Kyai yang menebarkan kedamaian dilabeli ingkar, tokoh penyebar kebencian dirayakan, tragedi yang memakan korban dianggap sebagai pengalih perhatian.

Kalau terus begitu, bukankah kita semua juga menistakan agama kita sendiri? Agama yang menyebarkan kedamaian, kita kabarkan sebagai agama yang penuh azhab, membimbing pada perpecahan, semua demi pintu surga untuk kalangan kita sendiri. Jangan salahkan kalau kemudian beberapa umat merasa jengah dengan agamanya sendiri. Kita juga sama sekali tak berhak marah ketika beberapa orang iri dengan pemuka agama lain yang lebih hangat dalam menyampaikan ajaran-Nya.

Di saat yang sama, kita mengutuki biksu yang memberantas kaum Muslim Rohingya di Myanmar. Ini sebuah hipokrisi yang mengerikan. Bukankah kita sendiri sedang pelan-pelan menjadi biksu-biksu penuh amarah itu, yang mengusir orang-orang “kafir” dari bumi kita?

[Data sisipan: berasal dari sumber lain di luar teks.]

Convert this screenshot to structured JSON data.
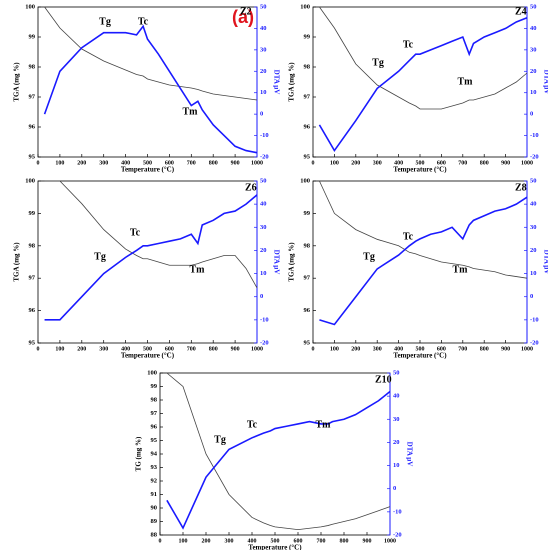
{
  "figure_label": "(a)",
  "chart_data": [
    {
      "type": "line",
      "panel_label": "Z2",
      "annotations": [
        "Tg",
        "Tc",
        "Tm"
      ],
      "xlabel": "Temperature (°C)",
      "ylabel": "TGA (mg %)",
      "y2label": "DTA μV",
      "x": [
        30,
        100,
        200,
        300,
        400,
        450,
        480,
        500,
        550,
        600,
        650,
        700,
        730,
        750,
        800,
        850,
        900,
        950,
        1000
      ],
      "series": [
        {
          "color": "#444444",
          "values": [
            100,
            99.3,
            98.6,
            98.2,
            97.9,
            97.75,
            97.7,
            97.6,
            97.5,
            97.4,
            97.35,
            97.3,
            97.25,
            97.2,
            97.1,
            97.05,
            97.0,
            96.95,
            96.9
          ]
        },
        {
          "color": "#1a1aff",
          "axis": "y2",
          "values": [
            0,
            20,
            31,
            38,
            38,
            37,
            41,
            35,
            28,
            20,
            12,
            4,
            6,
            2,
            -5,
            -10,
            -15,
            -17,
            -18
          ]
        }
      ],
      "xlim": [
        0,
        1000
      ],
      "xticks": [
        0,
        100,
        200,
        300,
        400,
        500,
        600,
        700,
        800,
        900,
        1000
      ],
      "ylim": [
        95,
        100
      ],
      "yticks": [
        95,
        96,
        97,
        98,
        99,
        100
      ],
      "y2lim": [
        -20,
        50
      ],
      "y2ticks": [
        -20,
        -10,
        0,
        10,
        20,
        30,
        40,
        50
      ]
    },
    {
      "type": "line",
      "panel_label": "Z4",
      "annotations": [
        "Tg",
        "Tc",
        "Tm"
      ],
      "xlabel": "Temperature (°C)",
      "ylabel": "TGA (mg %)",
      "y2label": "DTA μV",
      "x": [
        30,
        100,
        200,
        300,
        400,
        450,
        480,
        500,
        550,
        600,
        650,
        700,
        730,
        750,
        800,
        850,
        900,
        950,
        1000
      ],
      "series": [
        {
          "color": "#444444",
          "values": [
            100,
            99.3,
            98.1,
            97.4,
            97.0,
            96.8,
            96.7,
            96.6,
            96.6,
            96.6,
            96.7,
            96.8,
            96.9,
            96.9,
            97.0,
            97.1,
            97.3,
            97.5,
            97.8
          ]
        },
        {
          "color": "#1a1aff",
          "axis": "y2",
          "values": [
            -5,
            -17,
            -3,
            12,
            20,
            25,
            28,
            28,
            30,
            32,
            34,
            36,
            28,
            33,
            36,
            38,
            40,
            43,
            45
          ]
        }
      ],
      "xlim": [
        0,
        1000
      ],
      "xticks": [
        0,
        100,
        200,
        300,
        400,
        500,
        600,
        700,
        800,
        900,
        1000
      ],
      "ylim": [
        95,
        100
      ],
      "yticks": [
        95,
        96,
        97,
        98,
        99,
        100
      ],
      "y2lim": [
        -20,
        50
      ],
      "y2ticks": [
        -20,
        -10,
        0,
        10,
        20,
        30,
        40,
        50
      ]
    },
    {
      "type": "line",
      "panel_label": "Z6",
      "annotations": [
        "Tg",
        "Tc",
        "Tm"
      ],
      "xlabel": "Temperature (°C)",
      "ylabel": "TGA (mg %)",
      "y2label": "DTA μV",
      "x": [
        30,
        100,
        200,
        300,
        400,
        450,
        480,
        500,
        550,
        600,
        650,
        700,
        730,
        750,
        800,
        850,
        900,
        950,
        1000
      ],
      "series": [
        {
          "color": "#444444",
          "values": [
            100,
            100,
            99.3,
            98.5,
            97.9,
            97.7,
            97.6,
            97.6,
            97.5,
            97.4,
            97.4,
            97.4,
            97.45,
            97.5,
            97.6,
            97.7,
            97.7,
            97.3,
            96.7
          ]
        },
        {
          "color": "#1a1aff",
          "axis": "y2",
          "values": [
            -10,
            -10,
            0,
            10,
            17,
            20,
            22,
            22,
            23,
            24,
            25,
            27,
            23,
            31,
            33,
            36,
            37,
            40,
            44
          ]
        }
      ],
      "xlim": [
        0,
        1000
      ],
      "xticks": [
        0,
        100,
        200,
        300,
        400,
        500,
        600,
        700,
        800,
        900,
        1000
      ],
      "ylim": [
        95,
        100
      ],
      "yticks": [
        95,
        96,
        97,
        98,
        99,
        100
      ],
      "y2lim": [
        -20,
        50
      ],
      "y2ticks": [
        -20,
        -10,
        0,
        10,
        20,
        30,
        40,
        50
      ]
    },
    {
      "type": "line",
      "panel_label": "Z8",
      "annotations": [
        "Tg",
        "Tc",
        "Tm"
      ],
      "xlabel": "Temperature (°C)",
      "ylabel": "TGA (mg %)",
      "y2label": "DTA μV",
      "x": [
        30,
        100,
        200,
        300,
        400,
        450,
        480,
        500,
        550,
        600,
        650,
        700,
        730,
        750,
        800,
        850,
        900,
        950,
        1000
      ],
      "series": [
        {
          "color": "#444444",
          "values": [
            100,
            99.0,
            98.5,
            98.2,
            98.0,
            97.8,
            97.75,
            97.7,
            97.6,
            97.5,
            97.45,
            97.4,
            97.35,
            97.3,
            97.25,
            97.2,
            97.1,
            97.05,
            97.0
          ]
        },
        {
          "color": "#1a1aff",
          "axis": "y2",
          "values": [
            -10,
            -12,
            0,
            12,
            18,
            22,
            24,
            25,
            27,
            28,
            30,
            25,
            31,
            33,
            35,
            37,
            38,
            40,
            43
          ]
        }
      ],
      "xlim": [
        0,
        1000
      ],
      "xticks": [
        0,
        100,
        200,
        300,
        400,
        500,
        600,
        700,
        800,
        900,
        1000
      ],
      "ylim": [
        95,
        100
      ],
      "yticks": [
        95,
        96,
        97,
        98,
        99,
        100
      ],
      "y2lim": [
        -20,
        50
      ],
      "y2ticks": [
        -20,
        -10,
        0,
        10,
        20,
        30,
        40,
        50
      ]
    },
    {
      "type": "line",
      "panel_label": "Z10",
      "annotations": [
        "Tg",
        "Tc",
        "Tm"
      ],
      "xlabel": "Temperature (°C)",
      "ylabel": "TG (mg %)",
      "y2label": "DTA μV",
      "x": [
        30,
        100,
        200,
        300,
        400,
        450,
        480,
        500,
        550,
        600,
        650,
        700,
        730,
        750,
        800,
        850,
        900,
        950,
        1000
      ],
      "series": [
        {
          "color": "#444444",
          "values": [
            100,
            99,
            94,
            91,
            89.3,
            88.9,
            88.7,
            88.6,
            88.5,
            88.4,
            88.5,
            88.6,
            88.7,
            88.8,
            89.0,
            89.2,
            89.5,
            89.8,
            90.1
          ]
        },
        {
          "color": "#1a1aff",
          "axis": "y2",
          "values": [
            -5,
            -17,
            5,
            17,
            22,
            24,
            25,
            26,
            27,
            28,
            29,
            28,
            28,
            29,
            30,
            32,
            35,
            38,
            42
          ]
        }
      ],
      "xlim": [
        0,
        1000
      ],
      "xticks": [
        0,
        100,
        200,
        300,
        400,
        500,
        600,
        700,
        800,
        900,
        1000
      ],
      "ylim": [
        88,
        100
      ],
      "yticks": [
        88,
        89,
        90,
        91,
        92,
        93,
        94,
        95,
        96,
        97,
        98,
        99,
        100
      ],
      "y2lim": [
        -20,
        50
      ],
      "y2ticks": [
        -20,
        -10,
        0,
        10,
        20,
        30,
        40,
        50
      ]
    }
  ]
}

Ngeri ini semakin terasa nyata saat kebencian tersebut menjangkiti orang-orang disekitar saya. Ada seorang salah satu seniman idola yang dulu saya kenal dengan karya kritisnya, kini gemar membagikan laknat terhadap umat yang berseberangan pendapat. Pula dosen ilmu komunikasi yang dulu saya anggap panutan, kini ikut tenggelam dalam lautan kebencian. Tak jarang beliau membagi berita dari situs yang validitas beritanya diragukan. Ilmu yang beliau dulu ajarkan amblas, tak berbekas. Berlembar-lembar halaman buku Littlejohn (kitab wajib ilmu komunikasi yang berisikan perspektif semiotika hingga kritis) yang beliau ajarkan dahulu kini terasa sia-sia adanya. Terakhir bahkan beliau ikut menyatakan bahwa meninggalnya Intan Marbun, balita korban teror di gereja Samarinda adalah pengalihan isu belaka.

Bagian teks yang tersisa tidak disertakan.